Apart from the previous, I also collaborated with my mentor Oren Civier to build this proposal: starting from the initial conversations through the NeuroStars forum up to using google docs to collaborate.
Note: During the course of GSoC I will be attending my university classes.
This timeline provides a rough guideline of how the project will be done.
17 - 23 May#
Exploration of common EEG metadata formats.
24 - 30 May#
Learning of the BIDS specification for EEG.
31 May - 6 June#
Familiarisation with the mne-bids package to produce BIDS datasets.
7 - 27 June#
Design of the “Translation Rules” file schema that defines the conversion process of the dataset from a general point of view.
“Translation Rules” File Schema
21 June - 4 July#
Design of the “Individual Record Mapping” file schema and development of the “Apply Rules” module that outputs mapping files for each record.

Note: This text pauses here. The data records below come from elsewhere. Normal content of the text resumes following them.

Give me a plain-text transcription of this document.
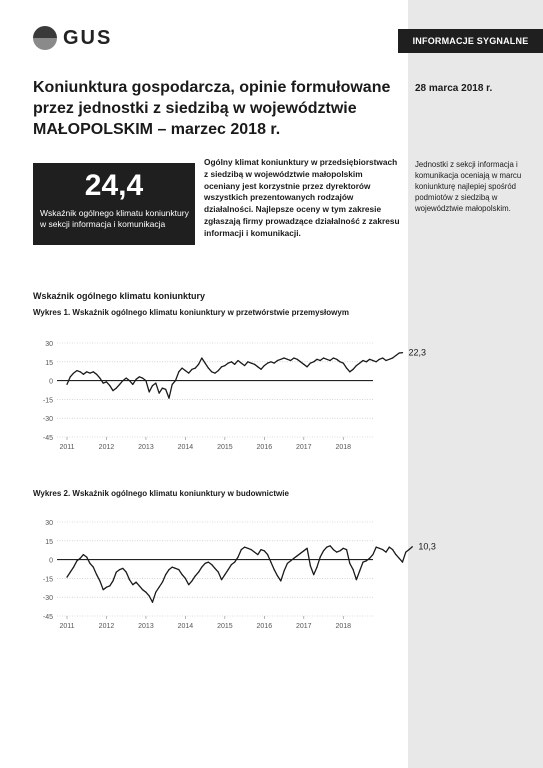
INFORMACJE SYGNALNE
GUS
Koniunktura gospodarcza, opinie formułowane przez jednostki z siedzibą w województwie MAŁOPOLSKIM – marzec 2018 r.
28 marca 2018 r.
24,4
Wskaźnik ogólnego klimatu koniunktury w sekcji informacja i komunikacja

Ogólny klimat koniunktury w przedsiębiorstwach z siedzibą w województwie małopolskim oceniany jest korzystnie przez dyrektorów wszystkich prezentowanych rodzajów działalności. Najlepsze oceny w tym zakresie zgłaszają firmy prowadzące działalność z zakresu informacji i komunikacji.

Jednostki z sekcji informacja i komunikacja oceniają w marcu koniunkturę najlepiej spośród podmiotów z siedzibą w województwie małopolskim.

Wskaźnik ogólnego klimatu koniunktury
Wykres 1. Wskaźnik ogólnego klimatu koniunktury w przetwórstwie przemysłowym
30
15
0
-15
-30
-45
2011	2012	2013	2014	2015	2016	2017	2018
22,3
Wykres 2. Wskaźnik ogólnego klimatu koniunktury w budownictwie
30
15
0
-15
-30
-45
2011	2012	2013	2014	2015	2016	2017	2018
10,3
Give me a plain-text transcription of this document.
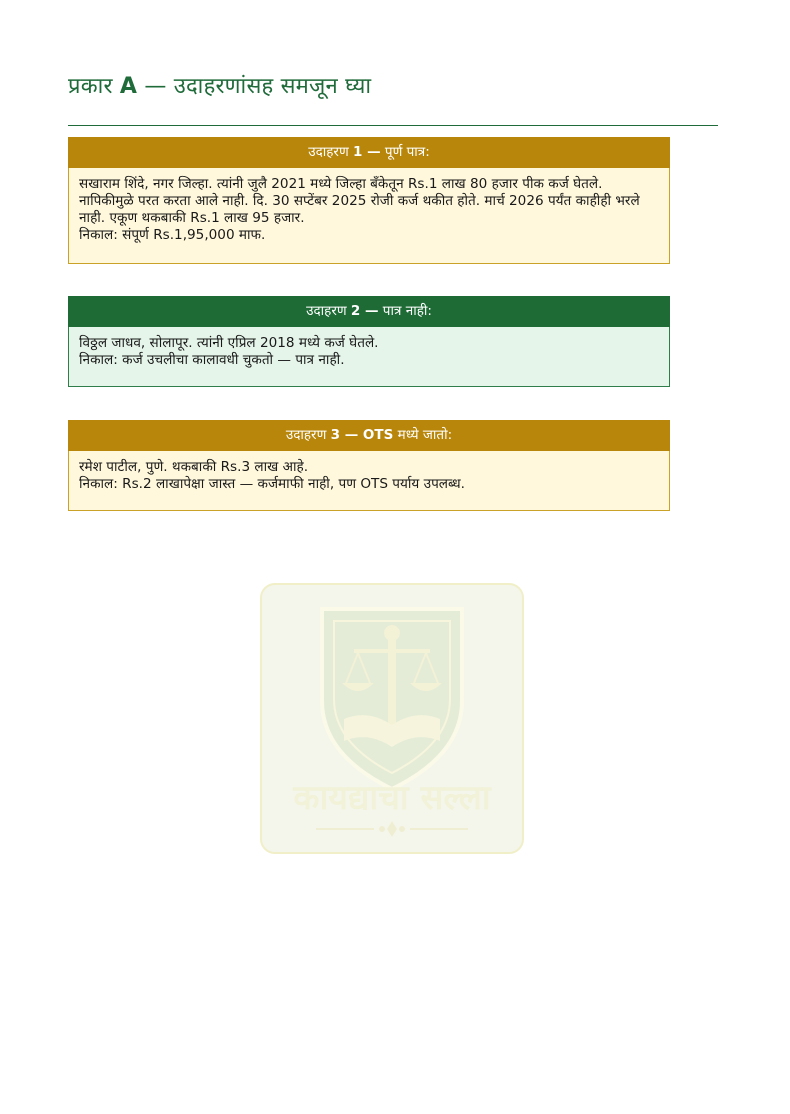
प्रकार A — उदाहरणांसह समजून घ्या
उदाहरण 1 — पूर्ण पात्र:

सखाराम शिंदे, नगर जिल्हा. त्यांनी जुलै 2021 मध्ये जिल्हा बँकेतून Rs.1 लाख 80 हजार पीक कर्ज घेतले. नापिकीमुळे परत करता आले नाही. दि. 30 सप्टेंबर 2025 रोजी कर्ज थकीत होते. मार्च 2026 पर्यंत काहीही भरले नाही. एकूण थकबाकी Rs.1 लाख 95 हजार.

निकाल: संपूर्ण Rs.1,95,000 माफ.

उदाहरण 2 — पात्र नाही:

विठ्ठल जाधव, सोलापूर. त्यांनी एप्रिल 2018 मध्ये कर्ज घेतले.

निकाल: कर्ज उचलीचा कालावधी चुकतो — पात्र नाही.

उदाहरण 3 — OTS मध्ये जातो:

रमेश पाटील, पुणे. थकबाकी Rs.3 लाख आहे.

निकाल: Rs.2 लाखापेक्षा जास्त — कर्जमाफी नाही, पण OTS पर्याय उपलब्ध.

कायद्याचा सल्ला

“Individual Record Mapping” File Schema
“Apply Rules” Module
28 June - 25 July#
Development of the “Discover Rules” module with functions for each metadata file format explored and for the analysis of a single bids-conversion example provided by the user.
“Discover Rules” Module
19 July - 1 August#
Development of a module in charge of obtaining, through the mapping file, the specific parameters to be passed to the mne-bids package. This will store the data in the structure specified by the BIDS standard.
“Convert Records” Module
2 - 8 August#
Testing and correction of possible errors found and development conversion examples.
Examples illustrating the conversion process of files from 2 different EEG System Vendors
9 - 15 August#
Documentation of the software.